While in 4:2:2 sampling the color difference signals are half the bandwidth of the luminance signal (but still much wider in bandwidth than for NTSC or PAL); most video compression systems require further bandwidth limitations. If possible, the additional bandwidth reduction is all taken in the color-difference signals, preserving the detail in the luminance signal. To this end, there are a couple of approaches that are frequently encountered. 4:1:1 sampling, which is found in some of the DV recording formats, is graphically illustrated in Fig. 2. CR and CB samples are co-sited with every fourth, rather than every second, luminance sample.

This results in a reduction in color resolution to half that afforded by 4:2:2, but it is still higher color resolution than that of which either NTSC or PAL is capable. MPEG-2 and some other compression schemes use 4:2:0 subsampling.

(click thumbnail)Figure 3

(click thumbnail)Figure 4
The net result of 4:2:0 is the same number of luminance and color difference samples as in 4:1:1, but the siting of the samples is different. In 4:2:0, a single color-difference sample is taken for each two luminance samples, such that a given line contains luminance samples and CR samples only. The line below it contains luminance samples and CB samples only.

VARIETIES OF 4:2:0

There are two varieties of 4:2:0, the difference being where the color-difference samples are sited relative to the luminance samples. MPEG-2 and some 625/50 DV formats use co-sited 4:2:0 sampling, while MPEG-1 and JPEG use interstitially sited 4:2:0 sampling. In co-sited 4:2:0, graphically illustrated in Fig. 3, at the first sample site in the first line, a Y sample and a CB sample are taken. At the second site a Y sample only is taken, while at the third site a Y and a CB are taken and this is repeated across the line.

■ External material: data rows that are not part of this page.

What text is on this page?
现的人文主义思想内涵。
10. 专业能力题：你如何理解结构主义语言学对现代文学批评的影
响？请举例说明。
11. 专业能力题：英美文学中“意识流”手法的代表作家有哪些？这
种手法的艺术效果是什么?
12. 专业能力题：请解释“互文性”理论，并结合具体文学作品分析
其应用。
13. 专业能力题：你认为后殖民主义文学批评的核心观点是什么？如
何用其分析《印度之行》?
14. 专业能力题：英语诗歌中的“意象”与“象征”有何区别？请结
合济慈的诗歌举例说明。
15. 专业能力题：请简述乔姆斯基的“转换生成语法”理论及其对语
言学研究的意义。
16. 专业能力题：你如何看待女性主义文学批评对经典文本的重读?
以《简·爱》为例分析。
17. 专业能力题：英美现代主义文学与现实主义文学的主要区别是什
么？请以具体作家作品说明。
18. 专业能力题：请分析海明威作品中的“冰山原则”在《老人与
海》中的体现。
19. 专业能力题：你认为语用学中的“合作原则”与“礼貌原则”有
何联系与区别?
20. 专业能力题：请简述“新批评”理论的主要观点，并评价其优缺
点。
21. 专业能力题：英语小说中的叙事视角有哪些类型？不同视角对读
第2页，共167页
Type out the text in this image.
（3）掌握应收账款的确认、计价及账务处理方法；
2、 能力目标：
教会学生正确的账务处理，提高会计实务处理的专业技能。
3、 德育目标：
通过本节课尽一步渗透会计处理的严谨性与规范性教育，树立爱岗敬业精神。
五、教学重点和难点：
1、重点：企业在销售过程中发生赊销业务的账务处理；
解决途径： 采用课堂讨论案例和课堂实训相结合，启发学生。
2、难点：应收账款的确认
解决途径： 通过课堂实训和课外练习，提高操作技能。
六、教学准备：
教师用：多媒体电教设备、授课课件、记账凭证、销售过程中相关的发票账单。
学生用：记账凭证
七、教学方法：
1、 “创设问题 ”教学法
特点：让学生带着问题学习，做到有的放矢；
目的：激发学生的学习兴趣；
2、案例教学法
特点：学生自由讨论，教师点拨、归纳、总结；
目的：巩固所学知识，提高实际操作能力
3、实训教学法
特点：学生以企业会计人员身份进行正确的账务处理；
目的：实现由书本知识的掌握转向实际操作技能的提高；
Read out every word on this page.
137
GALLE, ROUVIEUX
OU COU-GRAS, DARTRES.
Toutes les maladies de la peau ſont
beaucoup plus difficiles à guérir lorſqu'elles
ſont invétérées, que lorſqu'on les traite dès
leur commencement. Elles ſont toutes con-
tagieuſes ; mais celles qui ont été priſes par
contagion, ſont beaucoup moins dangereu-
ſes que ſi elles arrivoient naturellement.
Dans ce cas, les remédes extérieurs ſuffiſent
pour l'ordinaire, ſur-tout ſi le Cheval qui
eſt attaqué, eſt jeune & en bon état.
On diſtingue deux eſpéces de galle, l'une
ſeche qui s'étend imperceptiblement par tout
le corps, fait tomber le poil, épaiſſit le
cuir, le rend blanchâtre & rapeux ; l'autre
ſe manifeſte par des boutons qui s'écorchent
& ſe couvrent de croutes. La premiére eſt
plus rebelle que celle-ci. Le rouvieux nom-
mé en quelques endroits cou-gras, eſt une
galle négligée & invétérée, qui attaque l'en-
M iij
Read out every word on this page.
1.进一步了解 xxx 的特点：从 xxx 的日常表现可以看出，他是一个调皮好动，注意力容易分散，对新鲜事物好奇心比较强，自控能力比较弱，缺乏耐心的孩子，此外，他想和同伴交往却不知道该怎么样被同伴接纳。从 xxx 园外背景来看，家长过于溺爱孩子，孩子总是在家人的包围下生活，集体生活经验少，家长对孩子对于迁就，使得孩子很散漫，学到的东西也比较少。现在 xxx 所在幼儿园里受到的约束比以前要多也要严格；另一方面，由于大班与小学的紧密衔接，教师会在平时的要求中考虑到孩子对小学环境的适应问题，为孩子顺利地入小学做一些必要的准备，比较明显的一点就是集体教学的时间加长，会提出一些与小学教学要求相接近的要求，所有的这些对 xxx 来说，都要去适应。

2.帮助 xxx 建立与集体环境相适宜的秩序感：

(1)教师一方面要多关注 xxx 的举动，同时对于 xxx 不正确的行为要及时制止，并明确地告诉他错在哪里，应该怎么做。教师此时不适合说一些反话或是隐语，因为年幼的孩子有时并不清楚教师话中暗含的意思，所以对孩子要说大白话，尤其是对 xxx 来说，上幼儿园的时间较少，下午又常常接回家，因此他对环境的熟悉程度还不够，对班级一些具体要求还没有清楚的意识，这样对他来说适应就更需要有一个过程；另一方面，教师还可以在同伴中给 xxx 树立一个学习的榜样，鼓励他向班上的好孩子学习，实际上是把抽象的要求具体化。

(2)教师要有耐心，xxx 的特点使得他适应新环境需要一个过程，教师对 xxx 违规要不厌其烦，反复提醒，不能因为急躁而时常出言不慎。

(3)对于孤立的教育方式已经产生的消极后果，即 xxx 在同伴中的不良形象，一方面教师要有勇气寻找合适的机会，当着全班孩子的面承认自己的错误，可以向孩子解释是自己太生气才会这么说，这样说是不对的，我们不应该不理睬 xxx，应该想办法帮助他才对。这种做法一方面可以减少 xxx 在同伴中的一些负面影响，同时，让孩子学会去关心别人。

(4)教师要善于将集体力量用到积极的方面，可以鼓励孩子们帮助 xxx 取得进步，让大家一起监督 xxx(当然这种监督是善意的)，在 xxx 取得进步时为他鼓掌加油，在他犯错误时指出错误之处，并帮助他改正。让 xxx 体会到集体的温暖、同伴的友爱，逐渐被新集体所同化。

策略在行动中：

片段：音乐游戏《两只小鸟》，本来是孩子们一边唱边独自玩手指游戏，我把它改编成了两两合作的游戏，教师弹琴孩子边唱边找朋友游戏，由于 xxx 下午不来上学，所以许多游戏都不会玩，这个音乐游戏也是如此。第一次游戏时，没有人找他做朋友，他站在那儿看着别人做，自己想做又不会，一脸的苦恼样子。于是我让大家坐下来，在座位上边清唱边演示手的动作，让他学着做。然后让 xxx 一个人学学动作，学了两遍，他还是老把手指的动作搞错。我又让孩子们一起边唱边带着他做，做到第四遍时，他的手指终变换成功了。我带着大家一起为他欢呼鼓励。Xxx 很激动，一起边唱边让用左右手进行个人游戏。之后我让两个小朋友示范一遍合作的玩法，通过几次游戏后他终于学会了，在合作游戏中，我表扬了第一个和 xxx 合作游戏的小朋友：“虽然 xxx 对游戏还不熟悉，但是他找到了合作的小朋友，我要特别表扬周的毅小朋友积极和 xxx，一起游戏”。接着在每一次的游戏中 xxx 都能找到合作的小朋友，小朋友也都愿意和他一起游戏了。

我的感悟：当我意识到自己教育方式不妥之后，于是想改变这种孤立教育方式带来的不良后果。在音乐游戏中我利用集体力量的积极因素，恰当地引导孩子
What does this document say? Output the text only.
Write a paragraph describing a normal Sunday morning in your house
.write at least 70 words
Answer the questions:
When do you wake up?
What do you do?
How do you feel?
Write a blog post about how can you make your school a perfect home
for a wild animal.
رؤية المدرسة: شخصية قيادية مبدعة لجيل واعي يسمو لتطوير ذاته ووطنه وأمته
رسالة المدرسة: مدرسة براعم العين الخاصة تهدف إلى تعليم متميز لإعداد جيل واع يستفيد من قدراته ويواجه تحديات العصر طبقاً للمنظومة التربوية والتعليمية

At the first site in the second line a Y sample and a CR sample are taken, at the second site a Y sample only, at the third a Y and a CR, and this is repeated across the line. In interstitially sited 4:2:0, graphically illustrated in Fig. 4, the color-difference samples are taken between the luminance samples, rather than being co-sited. The first line of samples goes Y, CB, Y, CB, etc., while the second line goes Y, CR, Y, CR, etc.

These are some of the common sampling and subsampling techniques used in HD and SD video.